Before you begin: Download the sample scripts archive file to help you to manage users and groups through the API. The archive file contains the following sample scripts:

mdm-create-groups.sh
mdm-assign-user-groups.sh

In this procedure, you'll use the mdm-assign-user-groups.sh script to grant IBM Match 360 permissions to users through the Cloud Pak for Data API.
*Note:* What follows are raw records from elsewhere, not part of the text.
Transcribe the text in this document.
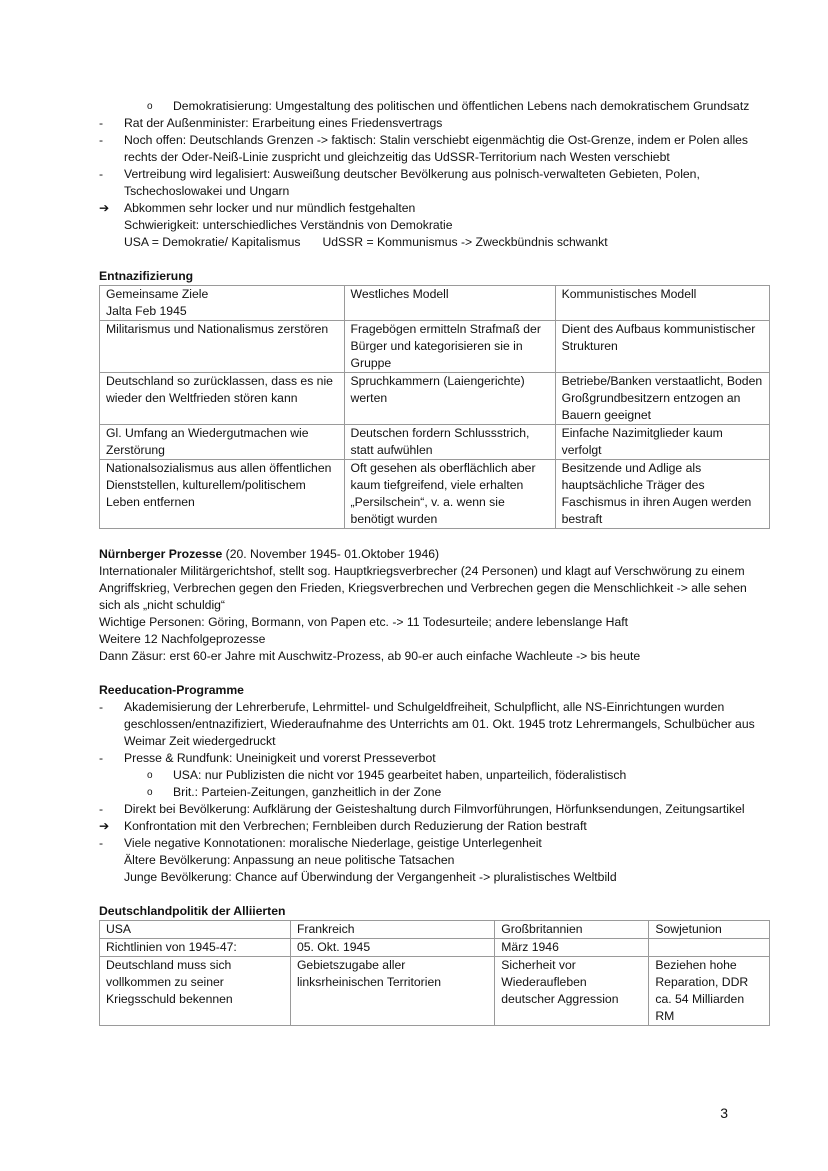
o Demokratisierung: Umgestaltung des politischen und öffentlichen Lebens nach demokratischem Grundsatz
- Rat der Außenminister: Erarbeitung eines Friedensvertrags
- Noch offen: Deutschlands Grenzen -> faktisch: Stalin verschiebt eigenmächtig die Ost-Grenze, indem er Polen alles rechts der Oder-Neiß-Linie zuspricht und gleichzeitig das UdSSR-Territorium nach Westen verschiebt
- Vertreibung wird legalisiert: Ausweißung deutscher Bevölkerung aus polnisch-verwalteten Gebieten, Polen, Tschechoslowakei und Ungarn
➔ Abkommen sehr locker und nur mündlich festgehalten
Schwierigkeit: unterschiedliches Verständnis von Demokratie
USA = Demokratie/ Kapitalismus UdSSR = Kommunismus -> Zweckbündnis schwankt
Entnazifizierung
Gemeinsame Ziele
Jalta Feb 1945	Westliches Modell	Kommunistisches Modell
Militarismus und Nationalismus zerstören	Fragebögen ermitteln Strafmaß der Bürger und kategorisieren sie in Gruppe	Dient des Aufbaus kommunistischer Strukturen
Deutschland so zurücklassen, dass es nie wieder den Weltfrieden stören kann	Spruchkammern (Laiengerichte) werten	Betriebe/Banken verstaatlicht, Boden Großgrundbesitzern entzogen an Bauern geeignet
Gl. Umfang an Wiedergutmachen wie Zerstörung	Deutschen fordern Schlussstrich, statt aufwühlen	Einfache Nazimitglieder kaum verfolgt
Nationalsozialismus aus allen öffentlichen Dienststellen, kulturellem/politischem Leben entfernen	Oft gesehen als oberflächlich aber kaum tiefgreifend, viele erhalten „Persilschein“, v. a. wenn sie benötigt wurden	Besitzende und Adlige als hauptsächliche Träger des Faschismus in ihren Augen werden bestraft
Nürnberger Prozesse (20. November 1945- 01.Oktober 1946)
Internationaler Militärgerichtshof, stellt sog. Hauptkriegsverbrecher (24 Personen) und klagt auf Verschwörung zu einem Angriffskrieg, Verbrechen gegen den Frieden, Kriegsverbrechen und Verbrechen gegen die Menschlichkeit -> alle sehen sich als „nicht schuldig“
Wichtige Personen: Göring, Bormann, von Papen etc. -> 11 Todesurteile; andere lebenslange Haft
Weitere 12 Nachfolgeprozesse
Dann Zäsur: erst 60-er Jahre mit Auschwitz-Prozess, ab 90-er auch einfache Wachleute -> bis heute
Reeducation-Programme
- Akademisierung der Lehrerberufe, Lehrmittel- und Schulgeldfreiheit, Schulpflicht, alle NS-Einrichtungen wurden geschlossen/entnazifiziert, Wiederaufnahme des Unterrichts am 01. Okt. 1945 trotz Lehrermangels, Schulbücher aus Weimar Zeit wiedergedruckt
- Presse & Rundfunk: Uneinigkeit und vorerst Presseverbot
o USA: nur Publizisten die nicht vor 1945 gearbeitet haben, unparteilich, föderalistisch
o Brit.: Parteien-Zeitungen, ganzheitlich in der Zone
- Direkt bei Bevölkerung: Aufklärung der Geisteshaltung durch Filmvorführungen, Hörfunksendungen, Zeitungsartikel
➔ Konfrontation mit den Verbrechen; Fernbleiben durch Reduzierung der Ration bestraft
- Viele negative Konnotationen: moralische Niederlage, geistige Unterlegenheit
Ältere Bevölkerung: Anpassung an neue politische Tatsachen
Junge Bevölkerung: Chance auf Überwindung der Vergangenheit -> pluralistisches Weltbild
Deutschlandpolitik der Alliierten
USA	Frankreich	Großbritannien	Sowjetunion
Richtlinien von 1945-47:	05. Okt. 1945	März 1946	
Deutschland muss sich vollkommen zu seiner Kriegsschuld bekennen	Gebietszugabe aller linksrheinischen Territorien	Sicherheit vor Wiederaufleben deutscher Aggression	Beziehen hohe Reparation, DDR ca. 54 Milliarden RM
3
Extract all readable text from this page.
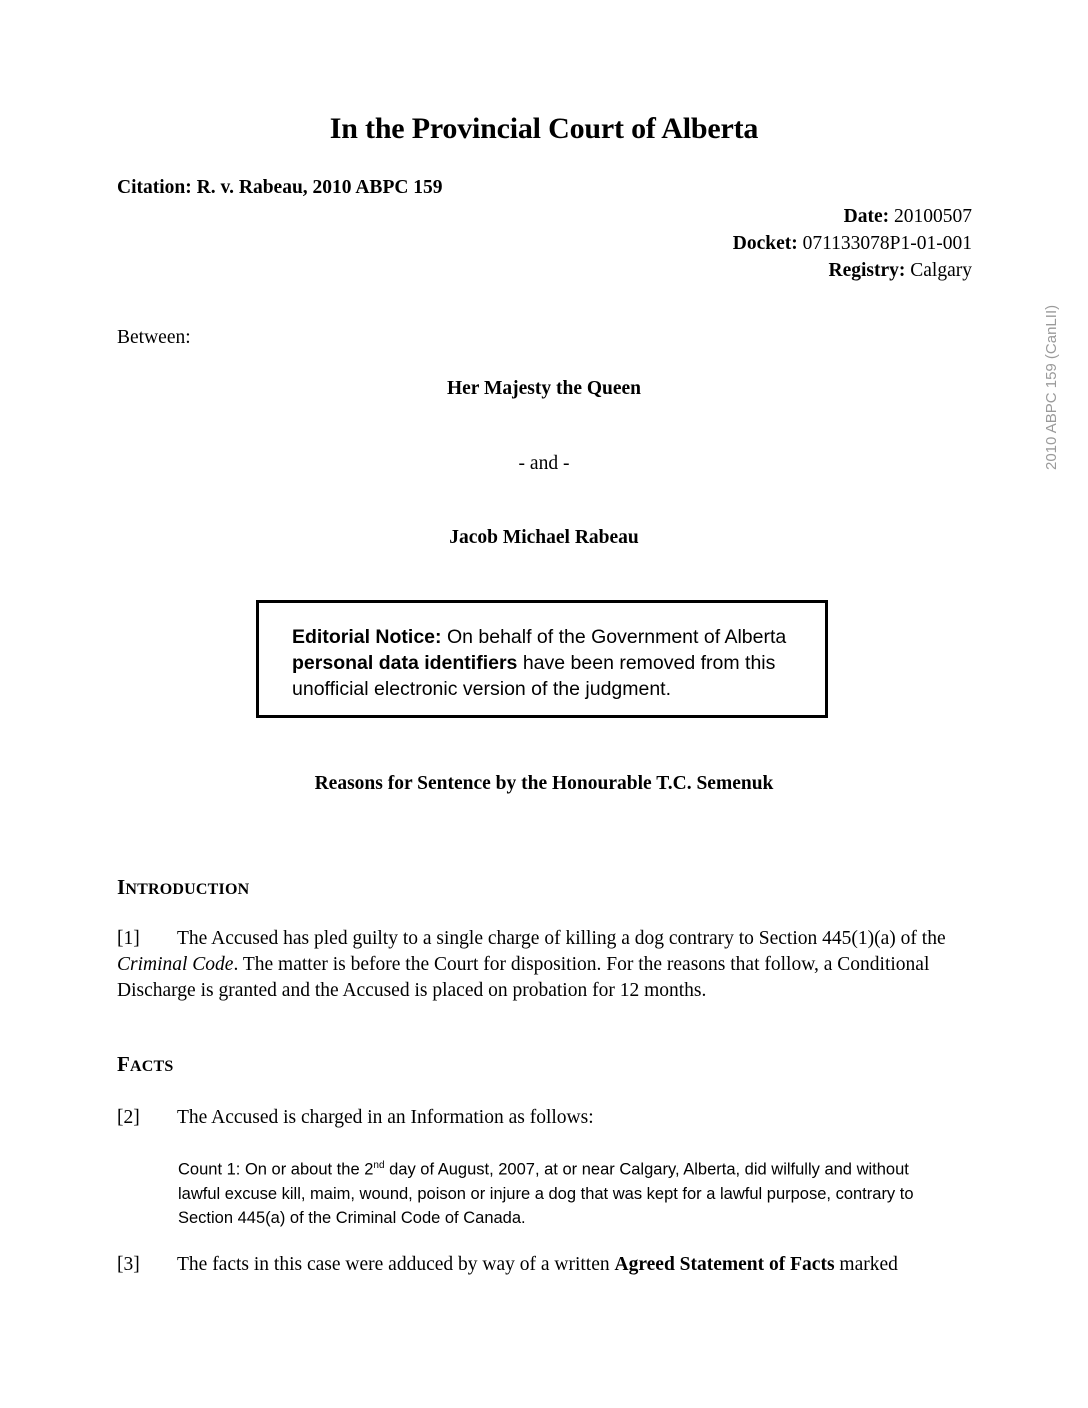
In the Provincial Court of Alberta
Citation: R. v. Rabeau, 2010 ABPC 159
Date: 20100507
Docket: 071133078P1-01-001
Registry: Calgary
Between:
Her Majesty the Queen
- and -
Jacob Michael Rabeau
Editorial Notice: On behalf of the Government of Alberta personal data identifiers have been removed from this unofficial electronic version of the judgment.
Reasons for Sentence by the Honourable T.C. Semenuk
INTRODUCTION
[1] The Accused has pled guilty to a single charge of killing a dog contrary to Section 445(1)(a) of the Criminal Code. The matter is before the Court for disposition. For the reasons that follow, a Conditional Discharge is granted and the Accused is placed on probation for 12 months.
FACTS
[2] The Accused is charged in an Information as follows:
Count 1: On or about the 2nd day of August, 2007, at or near Calgary, Alberta, did wilfully and without lawful excuse kill, maim, wound, poison or injure a dog that was kept for a lawful purpose, contrary to Section 445(a) of the Criminal Code of Canada.
[3] The facts in this case were adduced by way of a written Agreed Statement of Facts marked
2010 ABPC 159 (CanLII)
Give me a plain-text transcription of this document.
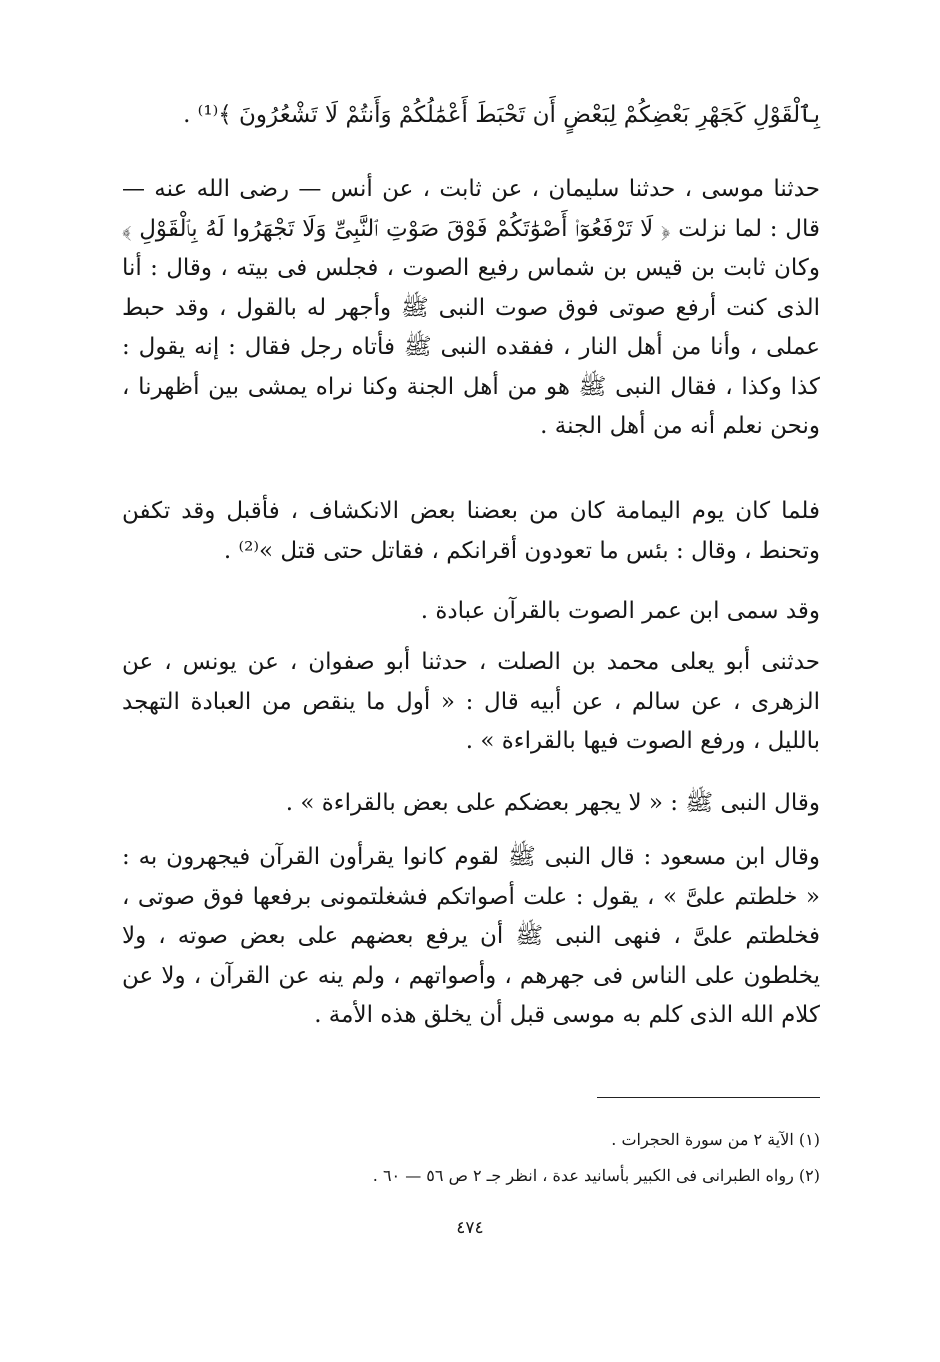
بِٱلْقَوْلِ كَجَهْرِ بَعْضِكُمْ لِبَعْضٍ أَن تَحْبَطَ أَعْمَٰلُكُمْ وَأَنتُمْ لَا تَشْعُرُونَ ﴾⁽¹⁾ .

حدثنا موسى ، حدثنا سليمان ، عن ثابت ، عن أنس — رضى الله عنه — قال : لما نزلت ﴿ لَا تَرْفَعُوٓا۟ أَصْوَٰتَكُمْ فَوْقَ صَوْتِ ٱلنَّبِىِّ وَلَا تَجْهَرُوا لَهُ بِٱلْقَوْلِ ﴾ وكان ثابت بن قيس بن شماس رفيع الصوت ، فجلس فى بيته ، وقال : أنا الذى كنت أرفع صوتى فوق صوت النبى ﷺ وأجهر له بالقول ، وقد حبط عملى ، وأنا من أهل النار ، ففقده النبى ﷺ فأتاه رجل فقال : إنه يقول : كذا وكذا ، فقال النبى ﷺ هو من أهل الجنة وكنا نراه يمشى بين أظهرنا ، ونحن نعلم أنه من أهل الجنة .

فلما كان يوم اليمامة كان من بعضنا بعض الانكشاف ، فأقبل وقد تكفن وتحنط ، وقال : بئس ما تعودون أقرانكم ، فقاتل حتى قتل »⁽²⁾ .

وقد سمى ابن عمر الصوت بالقرآن عبادة .

حدثنى أبو يعلى محمد بن الصلت ، حدثنا أبو صفوان ، عن يونس ، عن الزهرى ، عن سالم ، عن أبيه قال : « أول ما ينقص من العبادة التهجد بالليل ، ورفع الصوت فيها بالقراءة » .

وقال النبى ﷺ : « لا يجهر بعضكم على بعض بالقراءة » .

وقال ابن مسعود : قال النبى ﷺ لقوم كانوا يقرأون القرآن فيجهرون به : « خلطتم علىَّ » ، يقول : علت أصواتكم فشغلتمونى برفعها فوق صوتى ، فخلطتم علىَّ ، فنهى النبى ﷺ أن يرفع بعضهم على بعض صوته ، ولا يخلطون على الناس فى جهرهم ، وأصواتهم ، ولم ينه عن القرآن ، ولا عن كلام الله الذى كلم به موسى قبل أن يخلق هذه الأمة .

(١) الآية ٢ من سورة الحجرات .

(٢) رواه الطبرانى فى الكبير بأسانيد عدة ، انظر جـ ٢ ص ٥٦ — ٦٠ .

٤٧٤
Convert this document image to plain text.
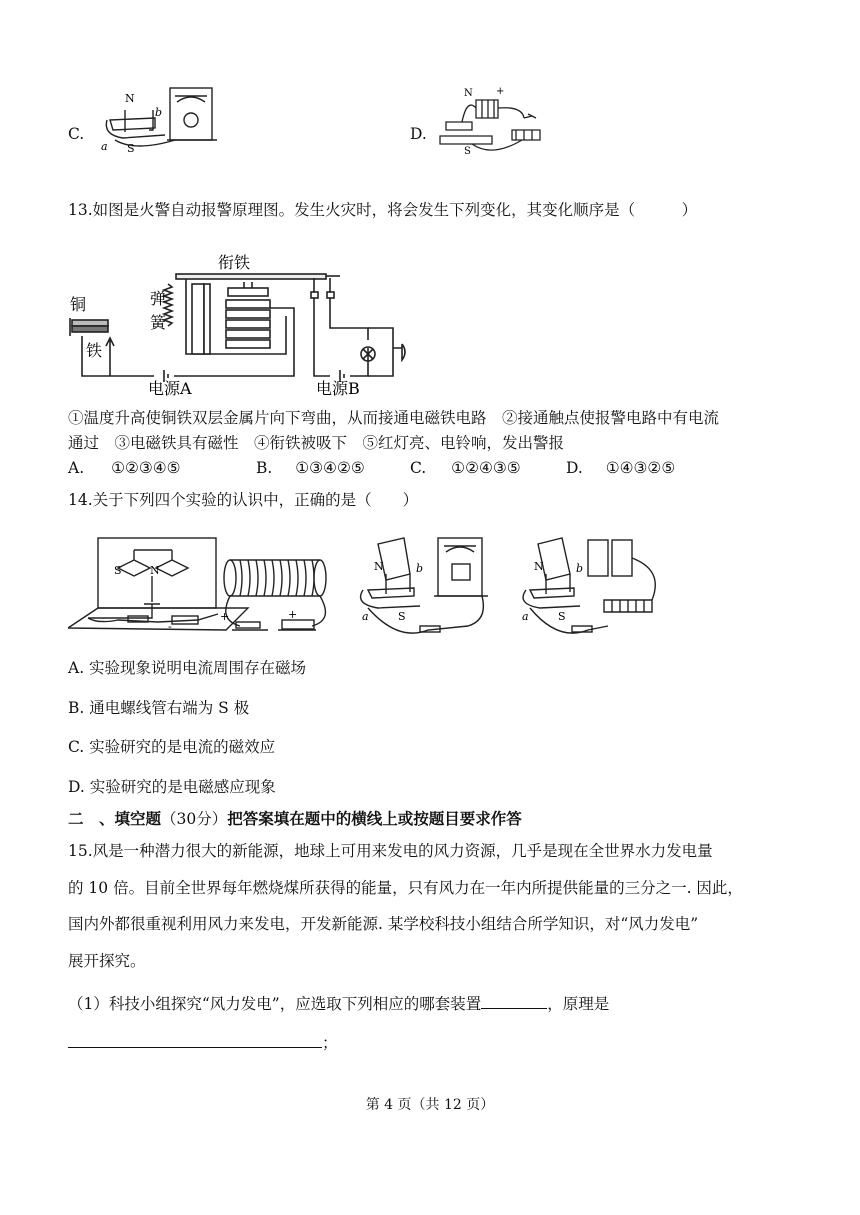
C.
N
S
a
b
D.
N
S
+
13.如图是火警自动报警原理图。发生火灾时，将会发生下列变化，其变化顺序是（　　　）
衔铁
弹
簧
铜
铁
电源A	电源B
①温度升高使铜铁双层金属片向下弯曲，从而接通电磁铁电路　②接通触点使报警电路中有电流
通过　③电磁铁具有磁性　④衔铁被吸下　⑤红灯亮、电铃响，发出警报
A. ①②③④⑤	B. ①③④②⑤	C. ①②④③⑤	D. ①④③②⑤
14.关于下列四个实验的认识中，正确的是（　　）
S	N
-
+	+
N
S
a
b	N
S
a
b
A. 实验现象说明电流周围存在磁场
B. 通电螺线管右端为 S 极
C. 实验研究的是电流的磁效应
D. 实验研究的是电磁感应现象
二　、填空题（30分）把答案填在题中的横线上或按题目要求作答
15.风是一种潜力很大的新能源，地球上可用来发电的风力资源，几乎是现在全世界水力发电量
的 10 倍。目前全世界每年燃烧煤所获得的能量，只有风力在一年内所提供能量的三分之一. 因此，
国内外都很重视利用风力来发电，开发新能源. 某学校科技小组结合所学知识，对“风力发电”
展开探究。
（1）科技小组探究“风力发电”，应选取下列相应的哪套装置	，原理是
；
第 4 页（共 12 页）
To add users to the IBM Match 360 user groups:

Log in to the Cloud Pak for Data cluster as an administrator user with sufficient permissions to perform this task.
```
oc login ${OCP_URL} --username ${OCP_USERNAME} --password ${OCP_PASSWORD}
```

Create a user and assign them to the IBM Match 360 user groups that you created in the previous step. Run the following command:

./mdm-assign-user-groups.sh -u ADMIN-USER -p ADMIN-PASSWORD -n ${PROJECT_CPD_INST_OPERANDS} -m MATCH360-USER-NAME -w MATCH360-USER-PASSWORD -g MATCH360-USER-GROUP

Replace the following values:

Variable	Replace with
`ADMIN-USER`	The Cloud Pak for Data `admin` user.
`ADMIN-PASSWORD`	The password of the Cloud Pak for Data `admin` user.
`MATCH360-USER-NAME`	The user name of the IBM Match 360 user. If the user does not exist in Cloud Pak for Data, the script will create a new user before assigning them to the IBM Match 360 user group.
`MATCH360-USER-PASSWORD`	The password of the IBM Match 360 user.
`MATCH360-USER-GROUP`	The IBM Match 360 user group that you want to assign the user to. One of: DataEngineer DataSteward EntityViewer PublisherUser You can add a user to only one group at a time. If you wish to assign a user to more than one IBM Match 360 user group, rerun the script for each user group you want to assign the user to.

Using the Cloud Pak for Data web client to give users access to IBM Match 360

By using the Cloud Pak for Data web client's access control tools, you can manage the users for the IBM Match 360 service.

To grant access to additional IBM Match 360 users, use the Cloud Pak for Data web client to add users and assign them to one of the IBM Match 360 user groups:

DataEngineer
DataSteward
EntityViewer
PublisherUser

To create users and manage permissions by assigning groups in the web client, log in to Cloud Pak for Data. From the navigation menu, choose Administration > Access control. For more information, see Managing access to the platform.

What to do next

After you have assigned IBM Match 360 access to users, they can begin using the service. For information about using IBM Match 360, see Managing master data.